André Gide lo consideró el novelista más importante del siglo XX. Escribió, sin contar los libros que firmó con seudónimo, 191 novelas. Al finalizar la segunda Guerra Mundial se cernieron sobre él una serie de sospechas de colaboracionismo nazi –reforzadas por ciertos escritos antisemitas de juventud–, por lo que se exilió en los Estados Unidos en 1945. Supo confesarle a Fellini que había intimado con más de diez mil mujeres. De una de esas experiencias habría surgido el germen de la encantadora Tres habitaciones en Manhattan, publicada en 1946 y rescatada ahora gracias a una bella colección fruto del trabajo conjunto de las editoriales Anagrama y Acantilado. Hablamos, claro, del belga Georges Simenon (1903-1989). Prolífico, nómada, compulsivo, empedernido fumador en pipa e inventor del mítico detective Maigret, protagonista de más de setenta de sus novelas policiales.
Tres habitaciones en Manhattan se inscribe en lo que el autor denominaba, a diferencia de las tramadas por las rígidas fórmulas policiales, “novelas duras”: historias libres del corsé de género, con vida propia y con las ambiguas reglas que puede dictar, en todo caso, el contradictorio corazón humano. Simenon solía afirmar que los inicios se le antojaban como una ecuación geométrica: “Tengo un hombre y una mujer –afirmaba–: ¿qué mecanismos pueden impulsarlos a llegar hasta los límites de sí mismos?”. Y sobre un hombre y una mujer versa, en efecto, Tres habitaciones…; un hombre y una mujer, Françoise y Kathleen, que podrían ostentar cualquier otro nombre, puesto que Tres habitaciones… gira alrededor –digámoslo de nuevo– de dos seres humanos agitados por el soplo helado de un miedo ancestral: la soledad.

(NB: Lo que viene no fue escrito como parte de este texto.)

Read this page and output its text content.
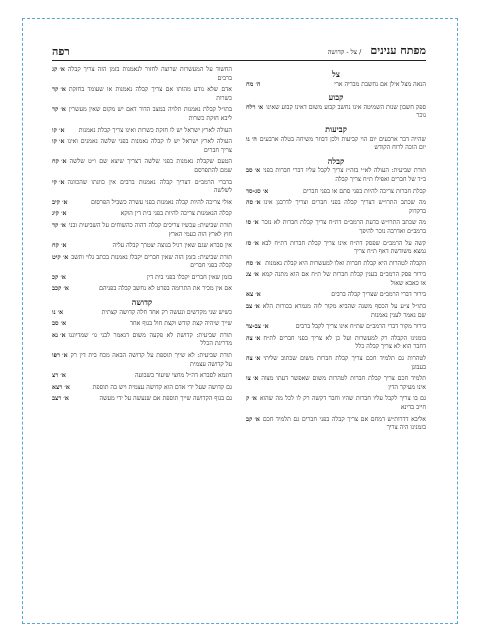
מפתח ענינים / צל - קדושה
רפה
צל
ה׳ מח	הנאה מצל אילן אם נחשבת מבריה ארי
קבוע
א׳ רלח ספק חשבון שנות השמיטה אינו נחשב קבוע משום דאינו קבוע שאינו נוכר
קביעות
ה׳ גו שהייה דבר ארבעים יום הוי קביעות ולכן דבוזר משיחה בטלה ארבעים יום הוכה לרוח הקודש
קבלה
א׳ סב תורת שביעית: העולה לא״י בזה״ז צריך לקבל עליו דברי חברות בפני ב״ד של חברים ואפילו ת״ח צריך קבלה
א׳ סג-סד	קבלת חברות צריכה להיות בפני סתם או בפני חברים
א׳ סה מה שכתב התרו״ש דצריך קבלה בפני חברים וצריך לדרבנן אינו בדקדוק
א׳ סו מה שכתב התרו״ש בדעת הרמב״ם דת״ח צריך קבלת חברות לא נזכר ברמב״ם ואדרבה נוכר להיפך
א׳ סז קשה על הרמב״ם שפסק דת״ח אינו צריך קבלת חברות דת״ח לבא נמצא משודשת דאף ת״ח צריך
א׳ סח הקבלה לטהרות היא קבלת חברות ואלו למעשרות היא קבלת נאמנות
א׳ צג בירור פסק הרמב״ם בענין קבלת חברות של ת״ח אם הוא מתנה קמא או כאבא שאול
א׳ צא	בירור דברי הרמב״ם שצריך קבלה ברבים
א׳ צב בתו״ל צ״ע על הכסף משנה שהביא מקור לזה מגמרא בכורות הלא שם נאמר לענין נאמנות
א׳ צב-צד	בירור מקור דברי הרמב״ם שת״ח אינו צריך לקבל ברבים
א׳ צה בומנינו הקבלה רק למעשרות ועל כן לא צריך בפני חברים לת״ח דחבר הוא לא צריך קבלה כלל
א׳ צה לטהרות גם תלמיד חכם צריך קבלת חברות משום שכתוב שליתי בעבונן
א׳ צו תלמיד חכם צריך קבלת חברות לטהרות משום שאפשר דעתו מצוה אינו מעיקר הדין
א׳ ק גם בו צריך לקבל עליו חברות שהיו וחבר דקשה רק לו לכל מה שהוא חייב בדינא
א׳ קב אליבא דדרות״ש דמחם אם צריך קבלה בפני חברים גם תלמיד חכם בזמנינו היה צריך
א׳ קג החשוד על המעשרות שרוצה לחזור לנאמנות בזמן הזה צריך קבלה ברבים
א׳ קד אדם שלא נודע מהותו אם צריך קבלה נאמנות או שעומד בחזקת כשרות
א׳ קד בתו״ל קבלת נאמנות תלויה במצב הדור דאם יש מקום שאין מעשרין ליבא חזקת כשרות
א׳ קו	העולה לארץ ישראל יש לו חזקת כשרות ואינו צריך קבלת נאמנות
א׳ קו העולה לארץ ישראל יש לו קבלה נאמנות בפני שלשה נאמנים ואינו צריך חברים
א׳ קח הטעם שקבלת נאמנות בפני שלשה דצריך שיצא שם ו״ט שלשה שמם להתפרסם
א׳ קי בדברי הרמב״ם דצריך קבלה נאמנות ברבים אין כוונתו שהכוונה לשלשה
א׳ קיב	אולי צריכה להיות קבלה נאמנות בפני עשרה כשביל הפרסום
א׳ קיג	קבלה הנאמנות צריכה להיות בפני בית דין הוקא
א׳ קד תורת שביעית: עכשיו צריכים קבלה דהוה כהשוחים על השביעית ובני חוץ לארץ הוה כעמי הארץ
א׳ קח	אין סברא שגם שאין רגיל בנוצה יצטרך קבלה עליה
א׳ קיט תורת שביעית: בזמן הזה שאין חברים יקבלו נאמנות בכתב גלוי ותשב קבלה בפני חברים
א׳ קכ	בזמן שאין חברים יקבלו בפני בית דין
א׳ קכב	אם אין מכיר את התרומה בפרט לא נחשב קבלה בפניהם
קדושה
א׳ נו	כשיש שני מקדשים ונעשה רק אחד חלה קדושה קצתית
א׳ סב	שייך שיהיה קצת קודש וקצת חול בגוף אחד
א׳ נא תורת שביעית: קדושת לא פקעה משום דנאמר לבני גו׳ שמדיוננו מדריגת הכלל
א׳ רפו תורת שביעית: לא שייך תוספת על קדושה הבאה מכח בית דין רק על קדושה עצמית
א׳ רצ	דוגמא לסברא דה״ל מחצי שיעור בשבועה
א׳ רצא	גם קדושה שעל ידי אדם הוא קדושה עצמית ויש בה תוספת
א׳ רצב	גם בגוף הקדושה שייך תוספת אם שנעשה על ידי מעשה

Las tres de la mañana de una madrugada cualquiera en Manhattan. Insomne, atento a los movimientos que llegan de la habitación contigua en la que una pareja vive, a su modo, un amorío, Frank decide salir de la desordena habitación que alquila hace unos meses para olvidar, merodeando por calles y avenidas iluminadas, su terco insomnio. Los taxis avanzan en silencio. Un bar nocturno baja sus persianas. Dos borrachos sobre la vereda se estrechan en un abrazo, en un apretón de manos. No quieren separarse. No quieren despedirse. Unos pocos transeúntes apuran el paso. Frente a él, ahora, una cafetería abierta. En su interior, sin proponérselo, conoce a Kay, una mujer que le cuenta su vida exótica, de jirones literarios, y que anida en su voz grave un temblor trágico, animal. “Era un sonido un poco sordo y hacía pensar en una herida mal cicatrizada”, –asegura el narrador– “en un dolor que ya no se sufre conscientemente pero que uno guarda, suavizado y familiar, en su interior”. Dolor que comparte, sin saberlo aún, con el hombre que la escucha.
Al salir de la cafetería se desplazan por una Quinta Avenida cambiante, ya opulenta y dinámica, ya sumisa, ya apagada. Avanzan, ingresan a otros bares, instalan en sus mentes una primera noche de ensueños, irrepetible. Sobrevuela en ellos el miedo a lo que pudiera implicar un parate, un destino final. Ella dice no tener domicilio por el momento, y él, ya lo sabemos, se avergüenza del penoso cuchitril que alquila. Mejor así, la noche neoyorquina se les abre en su infinito abanico de posibilidades. El resto deberá correr por su cuenta.
Luego de una primera noche juntos en un hotel, se lanzan, de nuevo, a la calle. El narrador sostiene: “A la larga, aquella marca silenciosa en medio de la noche adoptaba el aire solemne de una marcha nupcial, y los dos se daban tanta cuenta de que se apretaban más el uno contra el otro, ya no como dos amantes, sino como dos seres que hubiesen errado largo tiempo en la soledad y que por fin hubiesen obtenido la gracia inesperada de un contacto humano”. Esto mismo, de hecho, es lo que persiguen ambos con desesperación: franquear, por fin, la barrera que los aísla y entablar así el contacto último que selle la certeza irrebatible de la unión eterna para que su apetito de humanidad, al decir de Simenon, sea, de una vez y para siempre, saciado.